Sviluppo patristico Ireneo, Adv. Haer. III.23.7; tradizione patristica orientale (Gd 6) Is 14 come contesto della caduta angelica e del conflitto cosmico; Satana è creatura caduta, non principio co-uguale Ricezione cristiana secondaria

Lucifero caduta dal cielo (Is 14:12) diventa, nella ricezione patristica, il fondamento scritturistico della dottrina dell'angelo caduto. La tradizione patristica orientale — con Ireneo di Lione (Adv. Haer. III.23.7) come testimone autorevole — precisa però che il male non origina in Dio ma nella libera scelta della creatura: Satana è creatura caduta, non principio co-uguale e co-eterno (Gd 6). La bontà assoluta della creazione rimane il punto di partenza irrinunciabile della teodicea biblica (Gen 1:31).

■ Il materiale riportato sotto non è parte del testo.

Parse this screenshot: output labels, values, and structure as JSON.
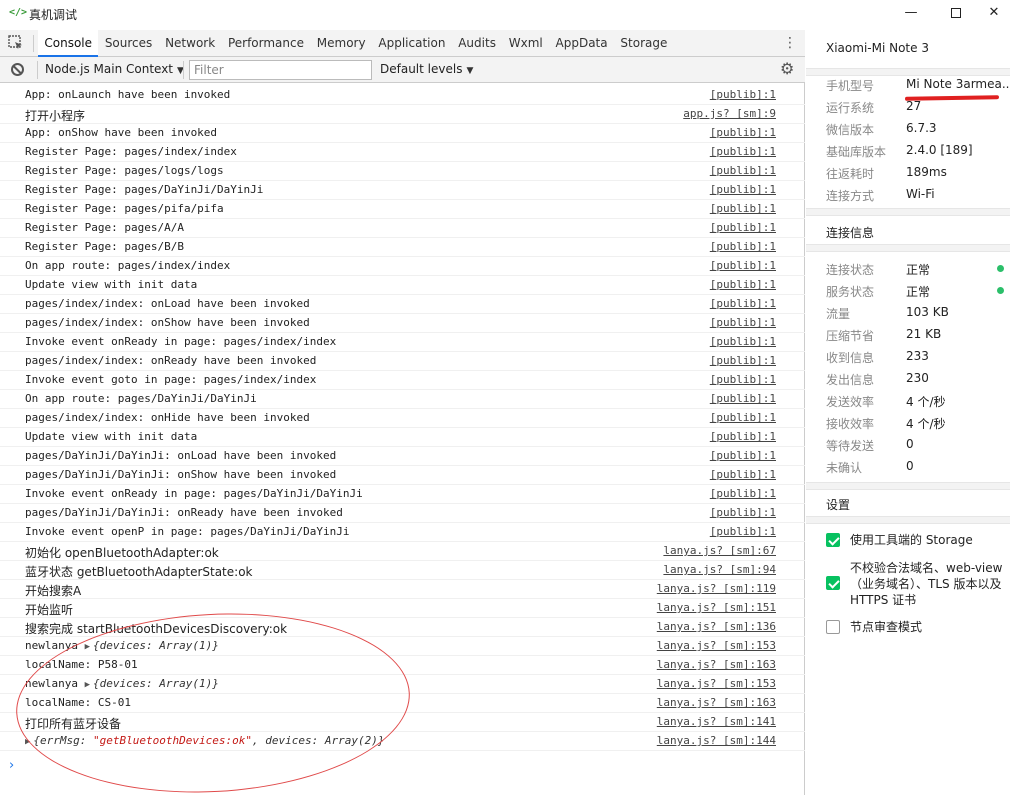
{
  "window": {
    "title": "真机调试",
    "app_icon": "</>",
    "minimize": "—",
    "maximize": "",
    "close": "✕"
  },
  "tabs": [
    {
      "label": "Console",
      "active": true
    },
    {
      "label": "Sources",
      "active": false
    },
    {
      "label": "Network",
      "active": false
    },
    {
      "label": "Performance",
      "active": false
    },
    {
      "label": "Memory",
      "active": false
    },
    {
      "label": "Application",
      "active": false
    },
    {
      "label": "Audits",
      "active": false
    },
    {
      "label": "Wxml",
      "active": false
    },
    {
      "label": "AppData",
      "active": false
    },
    {
      "label": "Storage",
      "active": false
    }
  ],
  "toolbar": {
    "context": "Node.js Main Context",
    "filter_placeholder": "Filter",
    "levels": "Default levels"
  },
  "logs": [
    {
      "msg": "App: onLaunch have been invoked",
      "src": "[publib]:1"
    },
    {
      "msg": "打开小程序",
      "src": "app.js? [sm]:9"
    },
    {
      "msg": "App: onShow have been invoked",
      "src": "[publib]:1"
    },
    {
      "msg": "Register Page: pages/index/index",
      "src": "[publib]:1"
    },
    {
      "msg": "Register Page: pages/logs/logs",
      "src": "[publib]:1"
    },
    {
      "msg": "Register Page: pages/DaYinJi/DaYinJi",
      "src": "[publib]:1"
    },
    {
      "msg": "Register Page: pages/pifa/pifa",
      "src": "[publib]:1"
    },
    {
      "msg": "Register Page: pages/A/A",
      "src": "[publib]:1"
    },
    {
      "msg": "Register Page: pages/B/B",
      "src": "[publib]:1"
    },
    {
      "msg": "On app route: pages/index/index",
      "src": "[publib]:1"
    },
    {
      "msg": "Update view with init data",
      "src": "[publib]:1"
    },
    {
      "msg": "pages/index/index: onLoad have been invoked",
      "src": "[publib]:1"
    },
    {
      "msg": "pages/index/index: onShow have been invoked",
      "src": "[publib]:1"
    },
    {
      "msg": "Invoke event onReady in page: pages/index/index",
      "src": "[publib]:1"
    },
    {
      "msg": "pages/index/index: onReady have been invoked",
      "src": "[publib]:1"
    },
    {
      "msg": "Invoke event goto in page: pages/index/index",
      "src": "[publib]:1"
    },
    {
      "msg": "On app route: pages/DaYinJi/DaYinJi",
      "src": "[publib]:1"
    },
    {
      "msg": "pages/index/index: onHide have been invoked",
      "src": "[publib]:1"
    },
    {
      "msg": "Update view with init data",
      "src": "[publib]:1"
    },
    {
      "msg": "pages/DaYinJi/DaYinJi: onLoad have been invoked",
      "src": "[publib]:1"
    },
    {
      "msg": "pages/DaYinJi/DaYinJi: onShow have been invoked",
      "src": "[publib]:1"
    },
    {
      "msg": "Invoke event onReady in page: pages/DaYinJi/DaYinJi",
      "src": "[publib]:1"
    },
    {
      "msg": "pages/DaYinJi/DaYinJi: onReady have been invoked",
      "src": "[publib]:1"
    },
    {
      "msg": "Invoke event openP in page: pages/DaYinJi/DaYinJi",
      "src": "[publib]:1"
    },
    {
      "msg": "初始化 openBluetoothAdapter:ok",
      "src": "lanya.js? [sm]:67"
    },
    {
      "msg": "蓝牙状态 getBluetoothAdapterState:ok",
      "src": "lanya.js? [sm]:94"
    },
    {
      "msg": "开始搜索A",
      "src": "lanya.js? [sm]:119"
    },
    {
      "msg": "开始监听",
      "src": "lanya.js? [sm]:151"
    },
    {
      "msg": "搜索完成 startBluetoothDevicesDiscovery:ok",
      "src": "lanya.js? [sm]:136"
    },
    {
      "msg": "newlanya ",
      "obj": "{devices: Array(1)}",
      "src": "lanya.js? [sm]:153"
    },
    {
      "msg": "localName: P58-01",
      "src": "lanya.js? [sm]:163"
    },
    {
      "msg": "newlanya ",
      "obj": "{devices: Array(1)}",
      "src": "lanya.js? [sm]:153"
    },
    {
      "msg": "localName: CS-01",
      "src": "lanya.js? [sm]:163"
    },
    {
      "msg": "打印所有蓝牙设备",
      "src": "lanya.js? [sm]:141"
    },
    {
      "msg": "",
      "obj_prefix": "{errMsg: ",
      "obj_str": "\"getBluetoothDevices:ok\"",
      "obj_suffix": ", devices: Array(2)}",
      "src": "lanya.js? [sm]:144"
    }
  ],
  "prompt": "›",
  "device": {
    "name": "Xiaomi-Mi Note 3",
    "info": [
      {
        "k": "手机型号",
        "v": "Mi Note 3armea..."
      },
      {
        "k": "运行系统",
        "v": "27"
      },
      {
        "k": "微信版本",
        "v": "6.7.3"
      },
      {
        "k": "基础库版本",
        "v": "2.4.0 [189]"
      },
      {
        "k": "往返耗时",
        "v": "189ms"
      },
      {
        "k": "连接方式",
        "v": "Wi-Fi"
      }
    ]
  },
  "connection": {
    "title": "连接信息",
    "items": [
      {
        "k": "连接状态",
        "v": "正常",
        "dot": true
      },
      {
        "k": "服务状态",
        "v": "正常",
        "dot": true
      },
      {
        "k": "流量",
        "v": "103 KB"
      },
      {
        "k": "压缩节省",
        "v": "21 KB"
      },
      {
        "k": "收到信息",
        "v": "233"
      },
      {
        "k": "发出信息",
        "v": "230"
      },
      {
        "k": "发送效率",
        "v": "4 个/秒"
      },
      {
        "k": "接收效率",
        "v": "4 个/秒"
      },
      {
        "k": "等待发送",
        "v": "0"
      },
      {
        "k": "未确认",
        "v": "0"
      }
    ]
  },
  "settings": {
    "title": "设置",
    "options": [
      {
        "label": "使用工具端的 Storage",
        "checked": true
      },
      {
        "label": "不校验合法域名、web-view（业务域名）、TLS 版本以及 HTTPS 证书",
        "checked": true
      },
      {
        "label": "节点审查模式",
        "checked": false
      }
    ]
  },
  "colors": {
    "accent": "#1a73e8",
    "status_ok": "#2bbf6a",
    "checkbox": "#07c160",
    "annotation": "#e04a4a"
  }
}
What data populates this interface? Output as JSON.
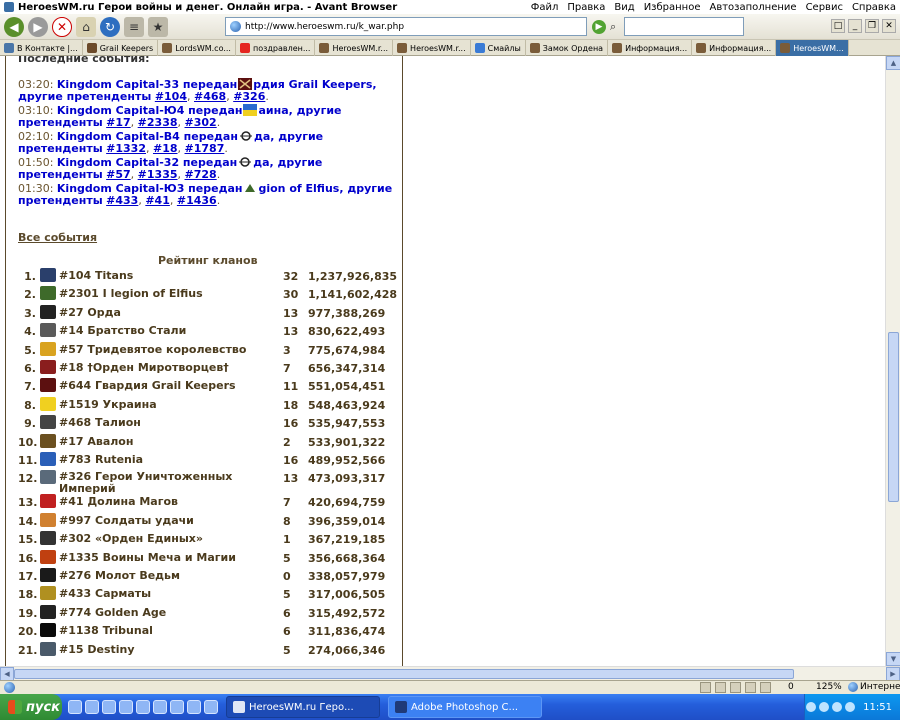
{
  "window": {
    "title": "HeroesWM.ru Герои войны и денег. Онлайн игра. - Avant Browser",
    "menu": [
      "Файл",
      "Правка",
      "Вид",
      "Избранное",
      "Автозаполнение",
      "Сервис",
      "Справка"
    ]
  },
  "toolbar": {
    "address": "http://www.heroeswm.ru/k_war.php"
  },
  "tabs": [
    {
      "label": "В Контакте |..."
    },
    {
      "label": "Grail Keepers"
    },
    {
      "label": "LordsWM.co..."
    },
    {
      "label": "поздравлен..."
    },
    {
      "label": "HeroesWM.r..."
    },
    {
      "label": "HeroesWM.r..."
    },
    {
      "label": "Смайлы"
    },
    {
      "label": "Замок Ордена"
    },
    {
      "label": "Информация..."
    },
    {
      "label": "Информация..."
    },
    {
      "label": "HeroesWM..."
    }
  ],
  "events": {
    "header": "Последние события:",
    "items": [
      {
        "time": "03:20:",
        "text": "Kingdom Capital-33 передан",
        "icon": "skull-icon",
        "rest": "рдия Grail Keepers, другие претенденты",
        "links": [
          "#104",
          "#468",
          "#326"
        ]
      },
      {
        "time": "03:10:",
        "text": "Kingdom Capital-Ю4 передан",
        "icon": "flag-icon",
        "rest": "аина, другие претенденты",
        "links": [
          "#17",
          "#2338",
          "#302"
        ]
      },
      {
        "time": "02:10:",
        "text": "Kingdom Capital-В4 передан",
        "icon": "horde-icon",
        "rest": "да, другие претенденты",
        "links": [
          "#1332",
          "#18",
          "#1787"
        ]
      },
      {
        "time": "01:50:",
        "text": "Kingdom Capital-32 передан",
        "icon": "horde-icon",
        "rest": "да, другие претенденты",
        "links": [
          "#57",
          "#1335",
          "#728"
        ]
      },
      {
        "time": "01:30:",
        "text": "Kingdom Capital-Ю3 передан",
        "icon": "elf-icon",
        "rest": "gion of Elfius, другие претенденты",
        "links": [
          "#433",
          "#41",
          "#1436"
        ]
      }
    ],
    "all_link": "Все события"
  },
  "rating": {
    "title": "Рейтинг кланов",
    "rows": [
      {
        "rank": "1.",
        "name": "#104 Titans",
        "members": "32",
        "score": "1,237,926,835",
        "color": "#2a3f6b"
      },
      {
        "rank": "2.",
        "name": "#2301 I legion of Elfius",
        "members": "30",
        "score": "1,141,602,428",
        "color": "#3e6a2a"
      },
      {
        "rank": "3.",
        "name": "#27 Орда",
        "members": "13",
        "score": "977,388,269",
        "color": "#222222"
      },
      {
        "rank": "4.",
        "name": "#14 Братство Стали",
        "members": "13",
        "score": "830,622,493",
        "color": "#5a5a5a"
      },
      {
        "rank": "5.",
        "name": "#57 Тридевятое королевство",
        "members": "3",
        "score": "775,674,984",
        "color": "#d9a320"
      },
      {
        "rank": "6.",
        "name": "#18 †Орден Миротворцев†",
        "members": "7",
        "score": "656,347,314",
        "color": "#8a1e1e"
      },
      {
        "rank": "7.",
        "name": "#644 Гвардия Grail Keepers",
        "members": "11",
        "score": "551,054,451",
        "color": "#5c1010"
      },
      {
        "rank": "8.",
        "name": "#1519 Украина",
        "members": "18",
        "score": "548,463,924",
        "color": "#f0d020"
      },
      {
        "rank": "9.",
        "name": "#468 Талион",
        "members": "16",
        "score": "535,947,553",
        "color": "#444444"
      },
      {
        "rank": "10.",
        "name": "#17 Авалон",
        "members": "2",
        "score": "533,901,322",
        "color": "#6b5020"
      },
      {
        "rank": "11.",
        "name": "#783 Rutenia",
        "members": "16",
        "score": "489,952,566",
        "color": "#2a5fb8"
      },
      {
        "rank": "12.",
        "name": "#326 Герои Уничтоженных Империй",
        "members": "13",
        "score": "473,093,317",
        "color": "#5a6a7a"
      },
      {
        "rank": "13.",
        "name": "#41 Долина Магов",
        "members": "7",
        "score": "420,694,759",
        "color": "#c02020"
      },
      {
        "rank": "14.",
        "name": "#997 Солдаты удачи",
        "members": "8",
        "score": "396,359,014",
        "color": "#d08030"
      },
      {
        "rank": "15.",
        "name": "#302 «Орден Единых»",
        "members": "1",
        "score": "367,219,185",
        "color": "#333333"
      },
      {
        "rank": "16.",
        "name": "#1335 Воины Меча и Магии",
        "members": "5",
        "score": "356,668,364",
        "color": "#c04010"
      },
      {
        "rank": "17.",
        "name": "#276 Молот Ведьм",
        "members": "0",
        "score": "338,057,979",
        "color": "#1a1a1a"
      },
      {
        "rank": "18.",
        "name": "#433 Сарматы",
        "members": "5",
        "score": "317,006,505",
        "color": "#b09020"
      },
      {
        "rank": "19.",
        "name": "#774 Golden Age",
        "members": "6",
        "score": "315,492,572",
        "color": "#222222"
      },
      {
        "rank": "20.",
        "name": "#1138 Tribunal",
        "members": "6",
        "score": "311,836,474",
        "color": "#0a0a0a"
      },
      {
        "rank": "21.",
        "name": "#15 Destiny",
        "members": "5",
        "score": "274,066,346",
        "color": "#4a5a6a"
      }
    ]
  },
  "statusbar": {
    "count": "0",
    "zoom": "125%",
    "zone": "Интернет"
  },
  "taskbar": {
    "start": "пуск",
    "tasks": [
      "HeroesWM.ru Геро...",
      "Adobe Photoshop C..."
    ],
    "clock": "11:51"
  }
}
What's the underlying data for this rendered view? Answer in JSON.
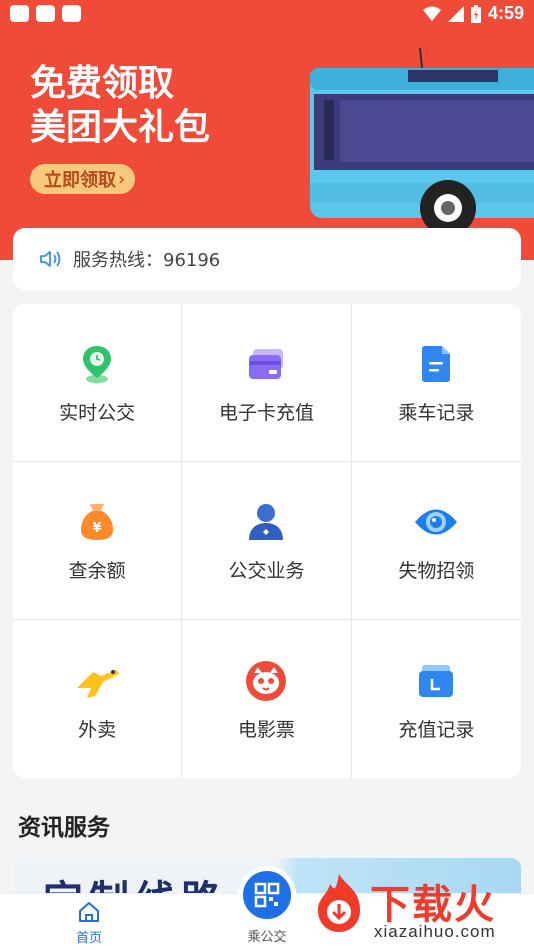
{
  "status_bar": {
    "time": "4:59"
  },
  "banner": {
    "title_line1": "免费领取",
    "title_line2": "美团大礼包",
    "button_label": "立即领取",
    "button_chevron": "›"
  },
  "hotline": {
    "text": "服务热线：96196"
  },
  "grid": [
    {
      "label": "实时公交",
      "icon": "location-pin-icon"
    },
    {
      "label": "电子卡充值",
      "icon": "card-icon"
    },
    {
      "label": "乘车记录",
      "icon": "document-icon"
    },
    {
      "label": "查余额",
      "icon": "money-bag-icon"
    },
    {
      "label": "公交业务",
      "icon": "person-icon"
    },
    {
      "label": "失物招领",
      "icon": "eye-icon"
    },
    {
      "label": "外卖",
      "icon": "kangaroo-icon"
    },
    {
      "label": "电影票",
      "icon": "cat-icon"
    },
    {
      "label": "充值记录",
      "icon": "wallet-icon"
    }
  ],
  "section": {
    "title": "资讯服务"
  },
  "news": {
    "text": "定制线路"
  },
  "tabbar": {
    "home": "首页",
    "bus": "乘公交"
  },
  "watermark": {
    "text": "下载火",
    "url": "xiazaihuo.com"
  },
  "colors": {
    "brand_red": "#f04a38",
    "primary_blue": "#1f6fe5"
  }
}
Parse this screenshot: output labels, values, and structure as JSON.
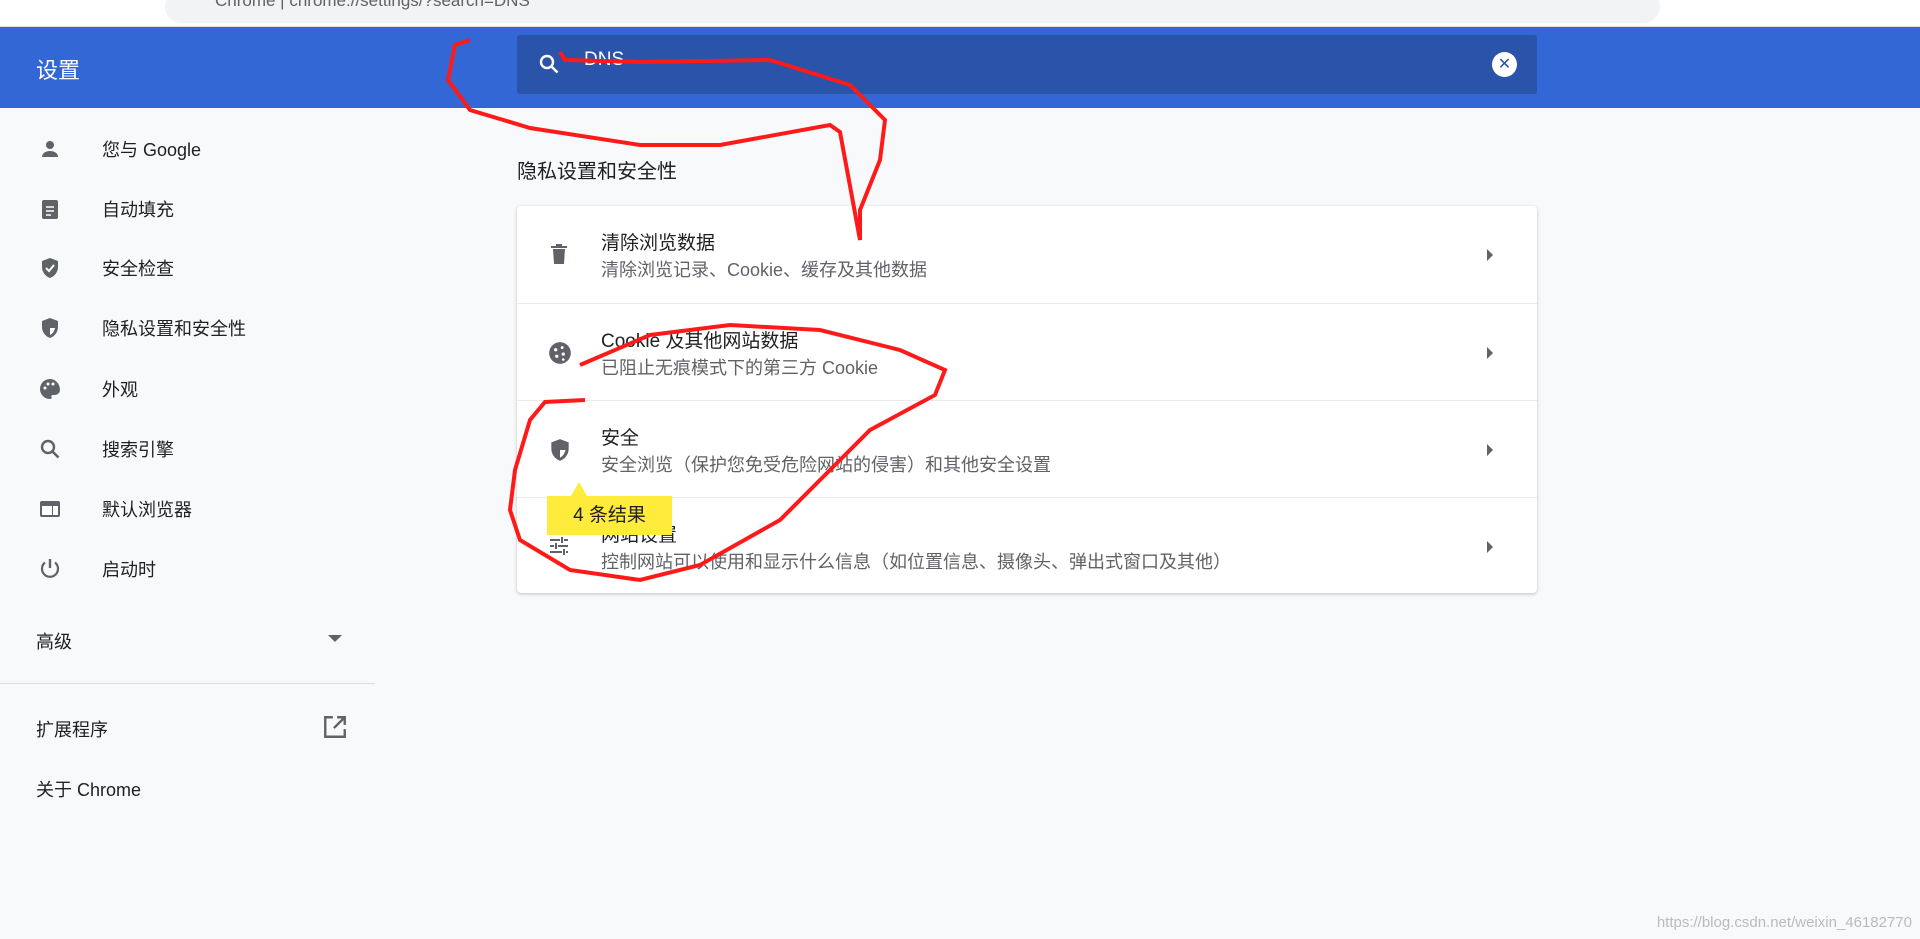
{
  "browser": {
    "url": "Chrome | chrome://settings/?search=DNS"
  },
  "header": {
    "title": "设置",
    "search_value": "DNS",
    "clear_icon": "clear-icon"
  },
  "sidebar": {
    "items": [
      {
        "label": "您与 Google",
        "icon": "person-icon"
      },
      {
        "label": "自动填充",
        "icon": "clipboard-icon"
      },
      {
        "label": "安全检查",
        "icon": "shield-check-icon"
      },
      {
        "label": "隐私设置和安全性",
        "icon": "shield-half-icon"
      },
      {
        "label": "外观",
        "icon": "palette-icon"
      },
      {
        "label": "搜索引擎",
        "icon": "search-icon"
      },
      {
        "label": "默认浏览器",
        "icon": "browser-icon"
      },
      {
        "label": "启动时",
        "icon": "power-icon"
      }
    ],
    "advanced": "高级",
    "extensions": "扩展程序",
    "about": "关于 Chrome"
  },
  "main": {
    "section_title": "隐私设置和安全性",
    "rows": [
      {
        "title": "清除浏览数据",
        "subtitle": "清除浏览记录、Cookie、缓存及其他数据",
        "icon": "trash-icon"
      },
      {
        "title": "Cookie 及其他网站数据",
        "subtitle": "已阻止无痕模式下的第三方 Cookie",
        "icon": "cookie-icon"
      },
      {
        "title": "安全",
        "subtitle": "安全浏览（保护您免受危险网站的侵害）和其他安全设置",
        "icon": "shield-half-icon"
      },
      {
        "title": "网站设置",
        "subtitle": "控制网站可以使用和显示什么信息（如位置信息、摄像头、弹出式窗口及其他）",
        "icon": "tune-icon"
      }
    ]
  },
  "tooltip": "4 条结果",
  "watermark": "https://blog.csdn.net/weixin_46182770",
  "colors": {
    "header": "#3367d6",
    "search": "#2a53aa",
    "annotation": "#ff1a1a",
    "tooltip": "#ffeb3b"
  }
}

  • Il Targum Jonathan su Is 14:12 mantiene la lettura originale: il testo si riferisce al re di Babilonia, non a un essere angelico — distinzione filologica pre-patristica
  • Ezechiele 28:12-19 è il testo parallelo usato dai Padri insieme a Is 14: il «cherubino protettore» cacciato dall'Eden di Dio per superbia
  • 1 Enoch 6-11 offre il quadro intertestamentale dei Vigilanti (bene ha-elohim di Gen 6:2), tradizione della ribellione angelica precedente alla sistematizzazione patristica; il bridge AT→NT si compie in Ap 12:9, dove il «serpente antico» è identificato esplicitamente come diabolos e Satana («il dragone, il serpente antico, che è il diavolo e Satana»)
Fonti:
Gen 1:31Targum Jonathan su Is 14:121 Enoch 6-11Ap 12:9

Ezechiele 28 e il Principe di Tiro: Cherubino Caduto?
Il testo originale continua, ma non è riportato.